This opinion will be unpublished and
may not be cited except as provided by
Minn. Stat. § 480A.08, subd. 3 (2000).
STATE OF MINNESOTA
IN COURT OF APPEALS
David A. Selvig,
Commissioner of Economic Security,
Filed June 19, 2001
Department of Economic Security
File No. 632100
David A. Selvig, P.O. Box 126, Moose Lake, MN 55767-0126 (pro se relator)
Expresspoint Technology Services, Inc., Burnsville Location, c/o Automatic Data Processing, P.O. Box 6501, Diamond Bar, CA 91765 (pro se employer)
Kent E. Todd, Minnesota Department of Economic Security, 390 North Robert St., St. Paul, MN 55101 (for respondent Commissioner)
Considered and decided by Crippen, Presiding Judge, Klaphake, Judge, and Stoneburner, Judge.
Pro se relator David A. Selvig challenges a decision by a representative of respondent Commissioner of Economic Security disqualifying him from receiving unemployment benefits. The commissioner’s representative determined that Selvig was discharged because of employment misconduct. Despite warnings from his employer, respondent Expresspoint Technology, Selvig continued to have excessive absences and tardiness, and failed to give proper notice to the employer. For the first time on appeal, Selvig claims he was discharged because of the rising costs of his medical benefits and because he took time away from work under the Families Medical Leave Act (FMLA). Because the evidence reasonably supports the decision of the commissioner’s representative that Selvig was discharged because of employment misconduct, we affirm.
An employee is disqualified from receiving benefits if discharged because of employment misconduct. Minn. Stat. § 268.095, subd. 4(1) (2000). “Employment misconduct” is defined as any intentional conduct that “disregards the standards of behavior that an employer has the right to expect of the employee” or any negligent conduct that “demonstrates a substantial lack of concern for the employment.” Id., subd. 6(a) (2000).
“The employer has a right to expect an employee to work when scheduled.” Little v. Larson Bus Serv., 352 N.W.2d 813, 815 (Minn. App. 1984) (citation omitted). Even if not willful or deliberate, chronic and excessive absenteeism and tardiness may amount to misconduct. Jones v. Rosemount, Inc., 361 N.W.2d 118, 120 (Minn. App. 1985). Excessive tardiness or absences, particularly after warnings, may evidence an employee’s disregard of an employer’s interest. Evenson v. Omnetic’s, 344 N.W.2d 881, 883 (Minn. App. 1984). Although “absence because of illness or injury” is not employment misconduct, proper notice still must be given to the employer. See Minn. Stat. § 268.095, subd. 6(b).

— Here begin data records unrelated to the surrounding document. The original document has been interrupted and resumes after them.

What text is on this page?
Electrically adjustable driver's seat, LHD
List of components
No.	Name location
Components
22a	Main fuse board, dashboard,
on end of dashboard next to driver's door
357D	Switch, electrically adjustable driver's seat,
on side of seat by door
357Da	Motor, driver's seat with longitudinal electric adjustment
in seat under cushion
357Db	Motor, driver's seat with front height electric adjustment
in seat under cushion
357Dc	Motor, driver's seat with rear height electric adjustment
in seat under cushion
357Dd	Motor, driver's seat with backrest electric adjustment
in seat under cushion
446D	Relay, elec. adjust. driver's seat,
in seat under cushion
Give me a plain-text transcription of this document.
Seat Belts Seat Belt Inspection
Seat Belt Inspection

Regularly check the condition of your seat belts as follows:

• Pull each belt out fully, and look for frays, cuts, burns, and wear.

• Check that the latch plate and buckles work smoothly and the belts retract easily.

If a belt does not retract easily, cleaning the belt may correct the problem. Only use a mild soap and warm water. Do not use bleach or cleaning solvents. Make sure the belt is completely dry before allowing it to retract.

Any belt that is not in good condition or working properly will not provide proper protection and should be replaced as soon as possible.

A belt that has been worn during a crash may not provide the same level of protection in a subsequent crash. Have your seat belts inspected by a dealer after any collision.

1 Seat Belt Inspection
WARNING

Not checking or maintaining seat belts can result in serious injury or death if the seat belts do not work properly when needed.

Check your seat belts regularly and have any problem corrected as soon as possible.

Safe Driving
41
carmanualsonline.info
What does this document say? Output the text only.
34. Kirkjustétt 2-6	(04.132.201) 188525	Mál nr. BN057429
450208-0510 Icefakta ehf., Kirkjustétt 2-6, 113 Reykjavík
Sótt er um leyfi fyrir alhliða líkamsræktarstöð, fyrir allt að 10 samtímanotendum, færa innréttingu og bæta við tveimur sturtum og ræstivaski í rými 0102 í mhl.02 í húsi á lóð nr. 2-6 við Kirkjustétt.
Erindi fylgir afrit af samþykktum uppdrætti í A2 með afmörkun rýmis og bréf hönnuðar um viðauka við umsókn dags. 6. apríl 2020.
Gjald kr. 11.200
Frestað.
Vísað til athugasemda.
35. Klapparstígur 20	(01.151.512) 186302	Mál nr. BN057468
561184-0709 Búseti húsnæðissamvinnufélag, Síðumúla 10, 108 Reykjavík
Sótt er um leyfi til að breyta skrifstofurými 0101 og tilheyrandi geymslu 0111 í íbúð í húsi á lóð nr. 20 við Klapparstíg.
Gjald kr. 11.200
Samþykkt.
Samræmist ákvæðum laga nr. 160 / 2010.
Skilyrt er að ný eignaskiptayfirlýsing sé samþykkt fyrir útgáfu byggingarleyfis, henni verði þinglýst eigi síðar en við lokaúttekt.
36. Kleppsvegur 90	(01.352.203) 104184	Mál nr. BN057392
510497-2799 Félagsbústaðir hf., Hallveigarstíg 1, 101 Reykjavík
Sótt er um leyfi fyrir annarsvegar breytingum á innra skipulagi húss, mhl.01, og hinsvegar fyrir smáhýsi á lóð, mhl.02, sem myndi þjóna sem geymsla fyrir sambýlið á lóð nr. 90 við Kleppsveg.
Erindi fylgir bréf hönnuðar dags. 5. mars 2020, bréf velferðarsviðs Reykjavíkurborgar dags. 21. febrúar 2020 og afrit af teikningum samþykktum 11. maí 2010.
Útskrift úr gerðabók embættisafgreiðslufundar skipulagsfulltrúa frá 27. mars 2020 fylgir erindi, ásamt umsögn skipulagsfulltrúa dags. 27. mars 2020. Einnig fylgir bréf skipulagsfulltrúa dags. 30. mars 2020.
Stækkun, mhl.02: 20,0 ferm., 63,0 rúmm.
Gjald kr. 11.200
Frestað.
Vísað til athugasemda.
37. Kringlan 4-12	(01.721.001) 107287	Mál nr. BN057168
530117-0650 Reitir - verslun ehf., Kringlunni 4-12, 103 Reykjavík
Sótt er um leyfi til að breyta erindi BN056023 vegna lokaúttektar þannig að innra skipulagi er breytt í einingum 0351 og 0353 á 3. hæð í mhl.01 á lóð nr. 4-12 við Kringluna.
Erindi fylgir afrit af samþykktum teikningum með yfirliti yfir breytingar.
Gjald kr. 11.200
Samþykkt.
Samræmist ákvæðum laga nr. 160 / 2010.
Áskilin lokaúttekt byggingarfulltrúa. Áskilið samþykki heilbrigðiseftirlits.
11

Here, Selvig offers a variety of explanations for his repeated failures to report to work when scheduled, some of which he offers for the first time on appeal, including: (1) illnesses; (2) injuries from an assault and attempted robbery; (3) loss of his driver’s license and difficulty getting to work on the bus; (4) late returns from trips to the Twin Cities, Moose Lake, or Fargo; and (5) incarceration and lack of access to a telephone. Selvig acknowledges, however, that he knew he was supposed to call in at least one-half hour before his 10:00 a.m. start time if he was going to be late or absent. He further acknowledges that, despite several warnings, he continuously failed to timely report when he would be absent or tardy. Thus, the commissioner’s representative could reasonably conclude that, based on the evidence, Selvig committed employment misconduct because he continued to show a substantial disregard for his employer’s interests by failing to properly notify the employer when he would be absent or late for work.
For the first time on appeal, Selvig argues that the real reason he was discharged from his employment was due to Expresspoint Technology’s concern over his increasing medical costs, his past time away from work under the FMLA, and anticipated future absences for scheduled surgeries in July and August 2000. Because he raises this issue for the first time on appeal, we decline to address it. See Haskins v. Choice Auto Rental, Inc., 558 N.W.2d 507, 512 (Minn. App. 1997) (issues not raised below will not be considered on appeal). It would be particularly difficult to address Selvig’s arguments at this point, because he has offered no evidence to support his allegations and the employer was never given an opportunity to rebut his charges. See Scheunemann v. Radisson S. Hotel, 562 N.W.2d 32, 34 (Minn. App. 1997) (when employer’s stated reason for discharge disputed, hearing process must allow evidence on competing reasons and provide factual findings on cause of discharge).
The decision of the commissioner’s representative disqualifying Selvig from receiving benefits is affirmed.